I ended up listening to The Shadow of the Gods’ audiobook format, which turned out to be an amazing and captivating production. The Shadow of the Gods has a substantial run time of just over 18 hours; however, listeners are guaranteed to power through it in no time at all. I found myself really enjoying into this book’s audiobook format, especially as it really helped to bring the excellent story to life for me, with many fantastic details and thrilling fight scenes become so much clearer. One of the main reasons that this format works so well is the excellent narration from Colin Mace, a man who has lent his vocal talents to some great novels in the past, including The Black Hawks by David Wragg (as well as its upcoming sequel, The Righteous). Mace has a very gruff and commanding voice that perfectly fits the dark, Nordic tone of The Shadow of the Gods. Mace does an awesome job moving the story along at a quick pace, and there is never a single slow spot for the listeners to get stuck in. At the same time, he produces some rough and damaged voices for the various characters featured within the book which I felt fit each of them perfectly and which helped to highlight their distinctive personalities. This results in an exquisite and memorable audiobook production, and I would strongly recommend this format to anyone interested in checking this impressive novel out.
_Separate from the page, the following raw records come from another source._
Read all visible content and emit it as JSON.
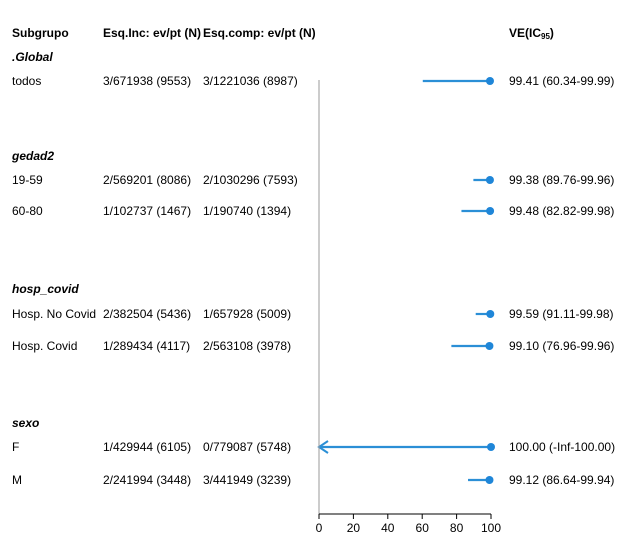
{
  "chart_data": {
    "type": "forest",
    "headers": {
      "subgroup": "Subgrupo",
      "esq_inc": "Esq.Inc: ev/pt (N)",
      "esq_comp": "Esq.comp: ev/pt (N)",
      "ve": "VE(IC",
      "ve_sub": "95",
      "ve_close": ")"
    },
    "x_ticks": [
      "0",
      "20",
      "40",
      "60",
      "80",
      "100"
    ],
    "xlim": [
      0,
      100
    ],
    "groups": [
      {
        "name": ".Global",
        "rows": [
          {
            "label": "todos",
            "esq_inc": "3/671938 (9553)",
            "esq_comp": "3/1221036 (8987)",
            "ve": 99.41,
            "lo": 60.34,
            "hi": 99.99,
            "ve_text": "99.41 (60.34-99.99)"
          }
        ]
      },
      {
        "name": "gedad2",
        "rows": [
          {
            "label": "19-59",
            "esq_inc": "2/569201 (8086)",
            "esq_comp": "2/1030296 (7593)",
            "ve": 99.38,
            "lo": 89.76,
            "hi": 99.96,
            "ve_text": "99.38 (89.76-99.96)"
          },
          {
            "label": "60-80",
            "esq_inc": "1/102737 (1467)",
            "esq_comp": "1/190740 (1394)",
            "ve": 99.48,
            "lo": 82.82,
            "hi": 99.98,
            "ve_text": "99.48 (82.82-99.98)"
          }
        ]
      },
      {
        "name": "hosp_covid",
        "rows": [
          {
            "label": "Hosp. No Covid",
            "esq_inc": "2/382504 (5436)",
            "esq_comp": "1/657928 (5009)",
            "ve": 99.59,
            "lo": 91.11,
            "hi": 99.98,
            "ve_text": "99.59 (91.11-99.98)"
          },
          {
            "label": "Hosp. Covid",
            "esq_inc": "1/289434 (4117)",
            "esq_comp": "2/563108 (3978)",
            "ve": 99.1,
            "lo": 76.96,
            "hi": 99.96,
            "ve_text": "99.10 (76.96-99.96)"
          }
        ]
      },
      {
        "name": "sexo",
        "rows": [
          {
            "label": "F",
            "esq_inc": "1/429944 (6105)",
            "esq_comp": "0/779087 (5748)",
            "ve": 100.0,
            "lo": "-Inf",
            "hi": 100.0,
            "ve_text": "100.00 (-Inf-100.00)"
          },
          {
            "label": "M",
            "esq_inc": "2/241994 (3448)",
            "esq_comp": "3/441949 (3239)",
            "ve": 99.12,
            "lo": 86.64,
            "hi": 99.94,
            "ve_text": "99.12 (86.64-99.94)"
          }
        ]
      }
    ],
    "colors": {
      "ci": "#2b8fd6",
      "point": "#1f86d8",
      "axis": "#9a9a9a",
      "text": "#000000"
    }
  }
}
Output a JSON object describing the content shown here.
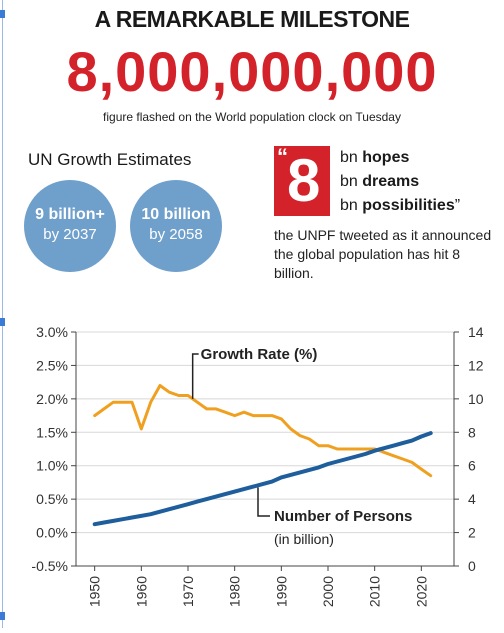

With his latest incredible novel, the impressive John Gwynne once again shows why he is one of the leading authors of dark fantasy fiction. The Shadow of the Gods is a fantastic and captivating read that takes the reader on thrilling adventures with some exceptional characters. Featuring a powerful narrative and an intricate and grim new fantasy setting, The Shadow of the Gods is an outstanding and addictive novel that is one of the best fantasy books of 2021. A highly recommended read for anyone looking for their latest dark fantasy fix, I cannot wait to see where Gwynne takes The Bloodsworn Saga next, but you have to know it is going to be something particularly epic.